There are two very large and common black birds found throughout North America -- the Northern Raven and the American Crow. They are fairly easy to tell apart. Ravens are much larger, their call is deeper and hoarser and they have heavier beaks. When ravens fly overhead their tail is wedge or V-shaped. The mnemonic device is "V" like the "V" in Raven. Ravens also tend to be in monogamous pairs though not always, occasionally there are flocks of ravens.
Crows on the other hand are two thirds smaller than ravens, their calls are slightly higher pitched, the tail is squared off and crows tend to be in large flocks. Crows are much more common in urban, suburban and rural areas.
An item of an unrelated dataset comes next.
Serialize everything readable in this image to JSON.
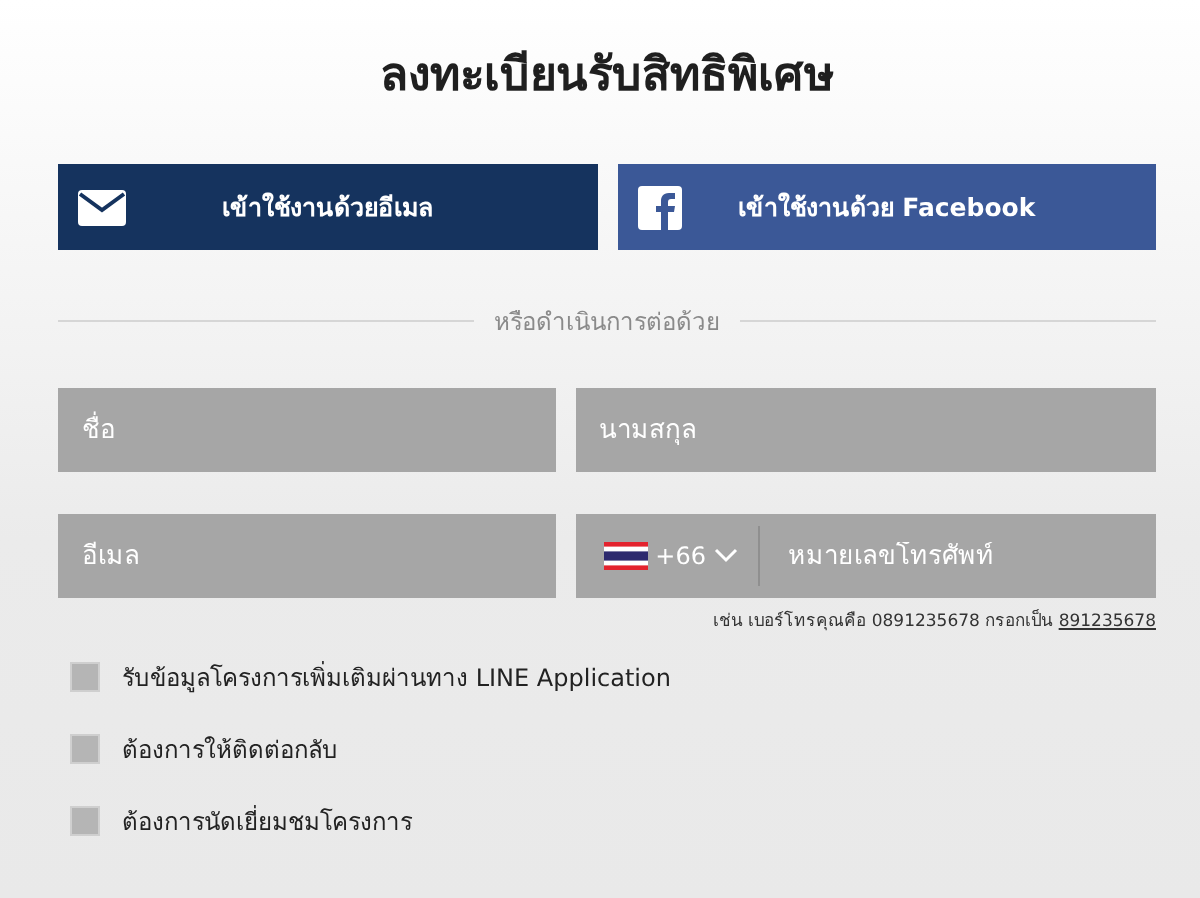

Ravens on the other hand are often found in wilder and more remote habitations like the mountains and deserts. In the San Francisco Bay area, both species have been increasing in number, adapting readily to the changes humans have wrought to the land. In addition ravens have been expanding their range and showing up in places like the city of San Francisco where they were rarely seen 20 years ago.
For an unknown reason and much to my chagrin, a huge flock of crows has been assembling in the two large redwood trees in my yard in Santa Rosa. Beginning shortly before the sun sets, there are hundreds of crows flying in from every direction. It takes them an hour or so of squawking, flying around, flapping loudly before they finally settle down for the night. And at 5:15 every morning for the last three weeks, they all wake up and announce loudly that it is another fine day to be a crow. This in turn causes our dog to start barking loudly as well.
I have always wondered about the collective noun for a group of these raucous birds: a murder of crows. Now I finally know. It's that you want to murder those crows. Of course I never would do that, just dream about it, if I could sleep.
This is Michael Ellis with a Perspective.